In 1959, Shor sold the lease for his 51st Street restaurant for $1.5 million to William Zeckendorf. The following year, he opened at a new location at 33 West 52nd Street and tried to emulate the decor and atmosphere of the original. The then–Chief Justice, Earl Warren, considered Toots one of his closest friends. "The Chief" showed up to be photographed with a shovel full of dirt when Toots broke ground on Toots' 52nd street "joint".

Third restaurant

In 1971, authorities padlocked the doors of the 52nd Street restaurant for nonpayment of federal, state, and local taxes totaling $269,516. He vowed to open again in three weeks, but 18 months passed before his restaurant at 5 East 54th Street opened. For a variety of reasons, however, his famous clientele never returned with their former regularity.

Personal life

Shor and his wife Marion lived for many years in a 12-room double apartment at 480 Park Avenue, where they raised their four children named Bari Ellen, Kerry, Rory and Tracey.

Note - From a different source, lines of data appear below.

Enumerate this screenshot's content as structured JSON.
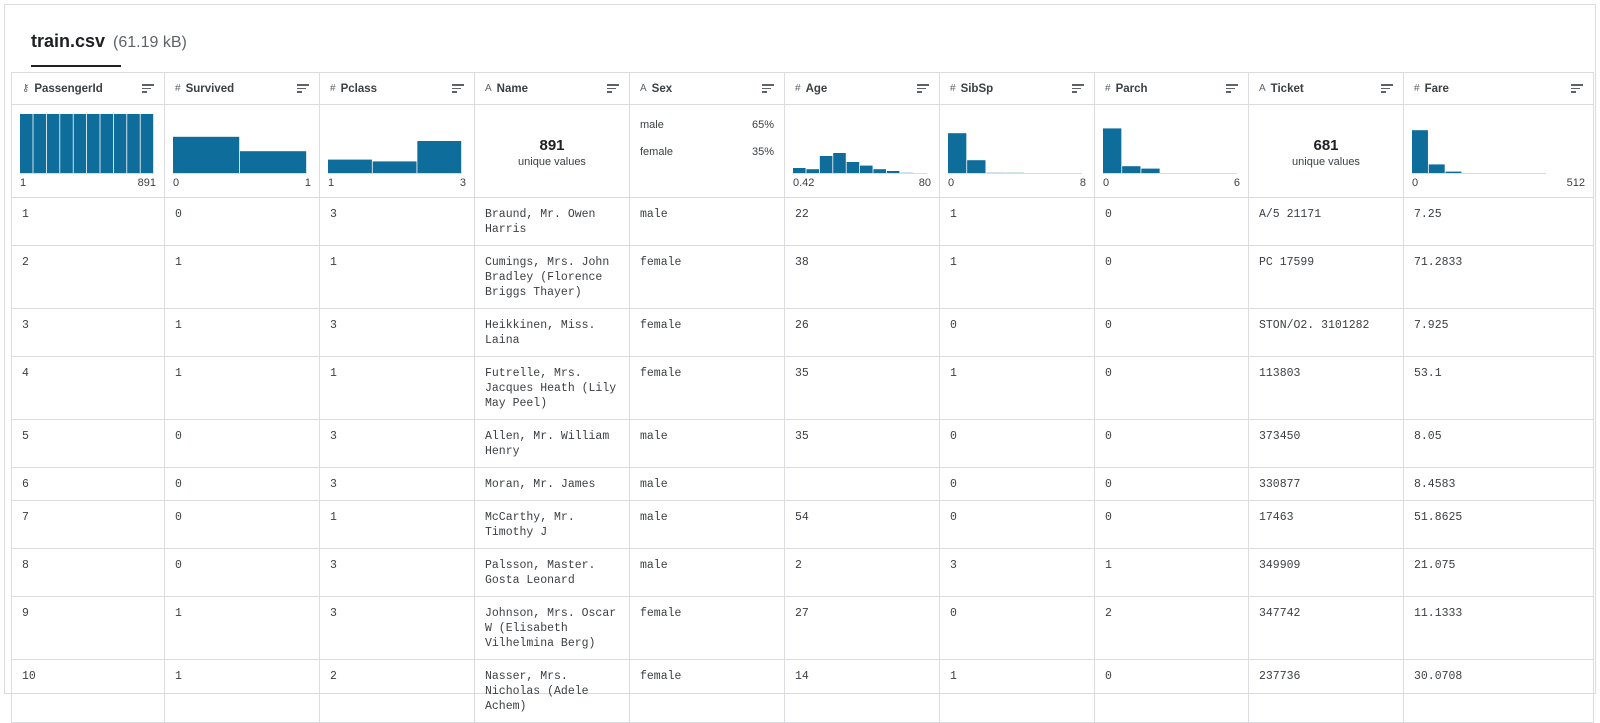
{
  "file": {
    "name": "train.csv",
    "size": "(61.19 kB)"
  },
  "icons": {
    "id": "key-icon",
    "numeric": "hash-icon",
    "string": "text-type-icon",
    "sort": "sort-icon"
  },
  "colors": {
    "bar": "#0E6D9A"
  },
  "columns": [
    {
      "label": "PassengerId",
      "type_glyph": "⚷",
      "kind": "id"
    },
    {
      "label": "Survived",
      "type_glyph": "#",
      "kind": "numeric"
    },
    {
      "label": "Pclass",
      "type_glyph": "#",
      "kind": "numeric"
    },
    {
      "label": "Name",
      "type_glyph": "A",
      "kind": "string"
    },
    {
      "label": "Sex",
      "type_glyph": "A",
      "kind": "string"
    },
    {
      "label": "Age",
      "type_glyph": "#",
      "kind": "numeric"
    },
    {
      "label": "SibSp",
      "type_glyph": "#",
      "kind": "numeric"
    },
    {
      "label": "Parch",
      "type_glyph": "#",
      "kind": "numeric"
    },
    {
      "label": "Ticket",
      "type_glyph": "A",
      "kind": "string"
    },
    {
      "label": "Fare",
      "type_glyph": "#",
      "kind": "numeric"
    }
  ],
  "summaries": [
    {
      "type": "hist",
      "bars": [
        1,
        1,
        1,
        1,
        1,
        1,
        1,
        1,
        1,
        1
      ],
      "min": "1",
      "max": "891"
    },
    {
      "type": "hist",
      "bars": [
        0.62,
        0.38
      ],
      "min": "0",
      "max": "1"
    },
    {
      "type": "hist",
      "bars": [
        0.24,
        0.21,
        0.55
      ],
      "min": "1",
      "max": "3"
    },
    {
      "type": "unique",
      "count": "891",
      "label": "unique values"
    },
    {
      "type": "categorical",
      "items": [
        {
          "name": "male",
          "pct": "65%"
        },
        {
          "name": "female",
          "pct": "35%"
        }
      ]
    },
    {
      "type": "hist",
      "bars": [
        0.1,
        0.08,
        0.3,
        0.35,
        0.2,
        0.14,
        0.08,
        0.05,
        0.02,
        0.01
      ],
      "min": "0.42",
      "max": "80"
    },
    {
      "type": "hist",
      "bars": [
        0.68,
        0.23,
        0.02,
        0.02,
        0.01,
        0.01,
        0.01
      ],
      "min": "0",
      "max": "8"
    },
    {
      "type": "hist",
      "bars": [
        0.76,
        0.13,
        0.09,
        0.01,
        0.01,
        0.005,
        0.005
      ],
      "min": "0",
      "max": "6"
    },
    {
      "type": "unique",
      "count": "681",
      "label": "unique values"
    },
    {
      "type": "hist",
      "bars": [
        0.73,
        0.16,
        0.04,
        0.01,
        0.005,
        0.005,
        0.005,
        0.005
      ],
      "min": "0",
      "max": "512"
    }
  ],
  "rows": [
    [
      "1",
      "0",
      "3",
      "Braund, Mr. Owen Harris",
      "male",
      "22",
      "1",
      "0",
      "A/5 21171",
      "7.25"
    ],
    [
      "2",
      "1",
      "1",
      "Cumings, Mrs. John Bradley (Florence Briggs Thayer)",
      "female",
      "38",
      "1",
      "0",
      "PC 17599",
      "71.2833"
    ],
    [
      "3",
      "1",
      "3",
      "Heikkinen, Miss. Laina",
      "female",
      "26",
      "0",
      "0",
      "STON/O2. 3101282",
      "7.925"
    ],
    [
      "4",
      "1",
      "1",
      "Futrelle, Mrs. Jacques Heath (Lily May Peel)",
      "female",
      "35",
      "1",
      "0",
      "113803",
      "53.1"
    ],
    [
      "5",
      "0",
      "3",
      "Allen, Mr. William Henry",
      "male",
      "35",
      "0",
      "0",
      "373450",
      "8.05"
    ],
    [
      "6",
      "0",
      "3",
      "Moran, Mr. James",
      "male",
      "",
      "0",
      "0",
      "330877",
      "8.4583"
    ],
    [
      "7",
      "0",
      "1",
      "McCarthy, Mr. Timothy J",
      "male",
      "54",
      "0",
      "0",
      "17463",
      "51.8625"
    ],
    [
      "8",
      "0",
      "3",
      "Palsson, Master. Gosta Leonard",
      "male",
      "2",
      "3",
      "1",
      "349909",
      "21.075"
    ],
    [
      "9",
      "1",
      "3",
      "Johnson, Mrs. Oscar W (Elisabeth Vilhelmina Berg)",
      "female",
      "27",
      "0",
      "2",
      "347742",
      "11.1333"
    ],
    [
      "10",
      "1",
      "2",
      "Nasser, Mrs. Nicholas (Adele Achem)",
      "female",
      "14",
      "1",
      "0",
      "237736",
      "30.0708"
    ]
  ]
}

Tracey, who was Toots' youngest daughter and a late arrival, was taken in and raised by his friends, comedian Bob Hope and his wife Dolores, who was her godmother at birth and eventually her legal guardian.
During his final years, they lived at the Drake Hotel. He died at age 73, ending a six-week stay in New York University Hospital.
Shor's financial affairs were usually shaky at best, thanks to a cavalier attitude toward the IRS, coupled with a generous nature; debts were frequently forgiven for friends who had fallen on hard times, and drinks and meals were comped on a regular basis. Although indigent at the time of death, Shor expressed no regrets, stating that he started out broke and figured it was OK to go out that way as well.
In 1950, Shor was the subject of a three-part biography published in The New Yorker entitled "Toots's World" and written by John Bainbridge, who later combined them into a book. Twenty years later another biography, Toots, was written by Hearst columnist Bob Considine. In 2006, the biographical documentary Toots, in which his granddaughter Kristi Jacobson profiled his life, premiered at the Tribeca Film Festival. It took "Best Film" at the National Baseball Hall of Fame and Museum's first annual film festival on November 12, 2006. Toots was released to theaters in the fall of 2007.
Bob Broderick, long time friend and Manager of Toots Shor's, was quoted in The Record, NY. 4/20/1968 saying,"Having Toots Shor for a friend and Margaret for a wife is about all a man can ask for out of this life."
From the 1950s-1960s, Shor was an occasional guest on television programs, including twice appearing on the CBS panel show What's My Line? as well as on programs such as The Tonight Show Starring Johnny Carson and The Red Skelton Show.
Shor was portrayed by Vlasta Vrána in Gleason, a 2002 television biopic about the life of Jackie Gleason.